Belfast Telegraph

UK Website Of The Year

Home News UK

South Asian-style maths adds up, says schools minister

Published 12/07/2016

Maths mastery is used in south Asian nations including Shanghai, Singapore and Hong Kong
Maths mastery is used in south Asian nations including Shanghai, Singapore and Hong Kong

Thousands of primary schools in England will copy the south Asian style of teaching maths, the Department for Education has said.

A £41 million boost will help more than 8,000 schools - half of the total number in England - receive support to adopt the approach, which is used by leading maths performers including Shanghai, Singapore and Hong Kong.

International tests show that in these places the percentage of 15 year olds who are functionally innumerate - unable to perform basic calculations - was more than 10 percentage points lower than in England.

The south Asian maths mastery approach is already used in a number of England's schools following a teacher exchange programme between England and Shanghai.

The funding will ensure it is used more widely, with an initial 700 teachers to be trained to support schools in maths mastery.

Initially used in England in 2014, maths mastery involves children being taught as a whole class, building depth of understanding of the structure of maths, and is supported by the use of high-quality textbooks.

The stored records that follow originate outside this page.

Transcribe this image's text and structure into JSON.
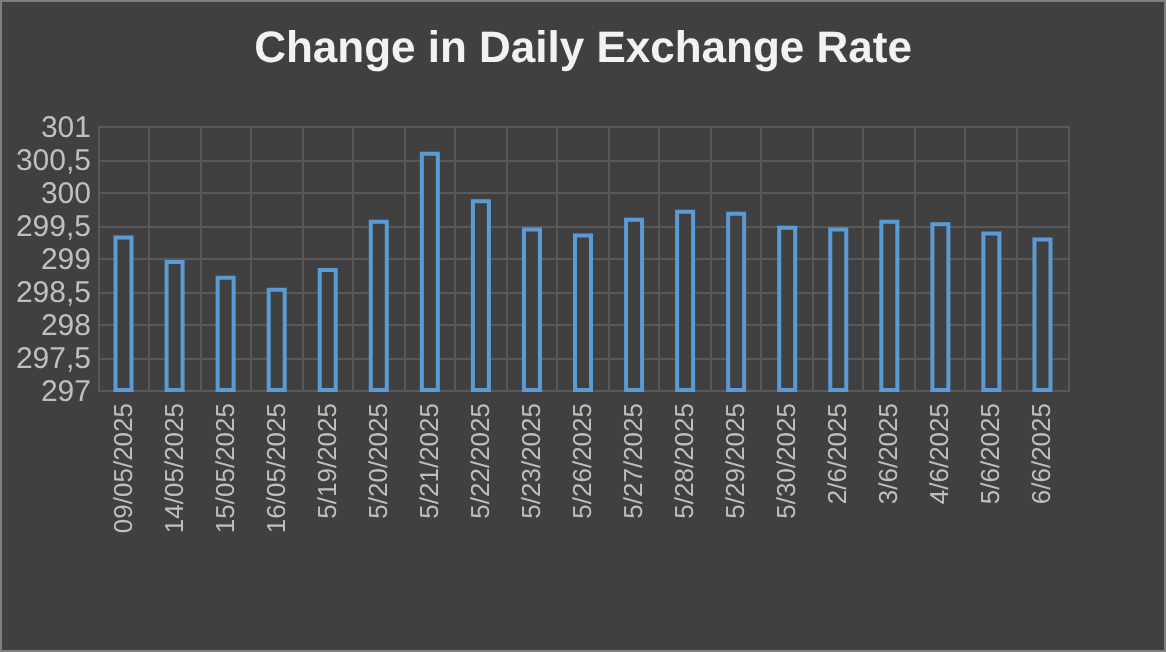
{
  "chart_data": {
    "type": "bar",
    "title": "Change in Daily Exchange Rate",
    "categories": [
      "09/05/2025",
      "14/05/2025",
      "15/05/2025",
      "16/05/2025",
      "5/19/2025",
      "5/20/2025",
      "5/21/2025",
      "5/22/2025",
      "5/23/2025",
      "5/26/2025",
      "5/27/2025",
      "5/28/2025",
      "5/29/2025",
      "5/30/2025",
      "2/6/2025",
      "3/6/2025",
      "4/6/2025",
      "5/6/2025",
      "6/6/2025"
    ],
    "values": [
      299.31,
      298.94,
      298.7,
      298.52,
      298.82,
      299.55,
      300.58,
      299.86,
      299.43,
      299.34,
      299.58,
      299.7,
      299.67,
      299.46,
      299.43,
      299.55,
      299.51,
      299.37,
      299.28
    ],
    "color": "#5b9bd5",
    "ylim": [
      297,
      301
    ],
    "yticks": [
      297,
      {
        "value": 297.5,
        "label": "297,5"
      },
      298,
      {
        "value": 298.5,
        "label": "298,5"
      },
      299,
      {
        "value": 299.5,
        "label": "299,5"
      },
      300,
      {
        "value": 300.5,
        "label": "300,5"
      },
      301
    ],
    "grid": true
  }
}
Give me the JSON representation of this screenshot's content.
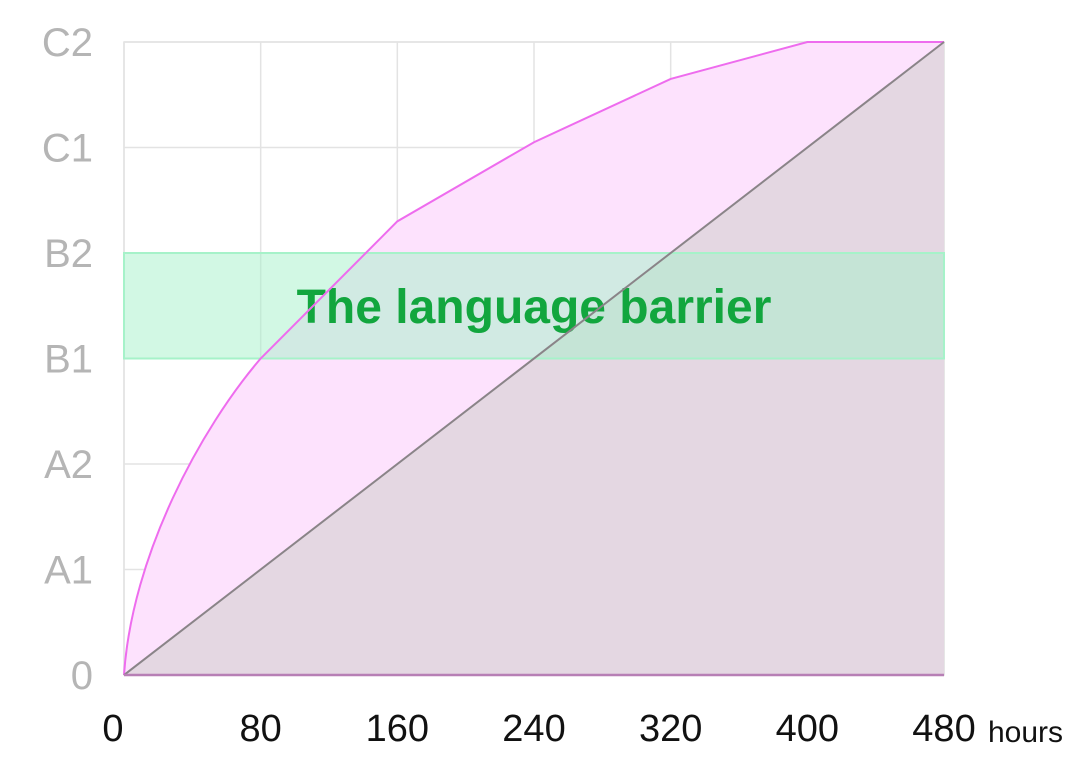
{
  "chart_data": {
    "type": "area",
    "title": "",
    "xlabel": "hours",
    "ylabel": "",
    "x_ticks": [
      "0",
      "80",
      "160",
      "240",
      "320",
      "400",
      "480"
    ],
    "y_ticks": [
      "0",
      "A1",
      "A2",
      "B1",
      "B2",
      "C1",
      "C2"
    ],
    "xlim": [
      0,
      480
    ],
    "ylim_levels": [
      "0",
      "C2"
    ],
    "grid": true,
    "series": [
      {
        "role": "upper-curve",
        "color": "#ee6cee",
        "fill": "#fde2fd",
        "x": [
          0,
          80,
          160,
          240,
          320,
          400,
          480
        ],
        "y": [
          0,
          3.0,
          4.3,
          5.05,
          5.65,
          6.0,
          6.0
        ]
      },
      {
        "role": "linear-baseline",
        "color": "#8a8488",
        "fill": "#e4d7e2",
        "x": [
          0,
          480
        ],
        "y": [
          0,
          6.0
        ]
      }
    ],
    "annotations": [
      {
        "type": "band",
        "text": "The language barrier",
        "y_from": 3,
        "y_to": 4,
        "color": "#a6f2c9",
        "text_color": "#12a63e"
      }
    ]
  }
}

Schools minister Nick Gibb, who visited Shanghai in March to see maths teaching in practice, will announce the expansion on Tuesday in a speech at the Advisory Committee on Mathematics Education (ACME) conference.

Mr Gibb said: "We are seeing a renaissance in maths teaching in this country, with good ideas from around the world helping to enliven our classrooms.

"The significant expansion of the south Asian maths mastery approach can only add to the positive momentum, with thousands more young people having access to specialist teachers and quality textbooks.

"I am confident that the steps we are taking now will ensure young people are properly prepared for further study and the 21st-century workplace, and that the too often heard phrase 'can't do maths' is consigned to the past."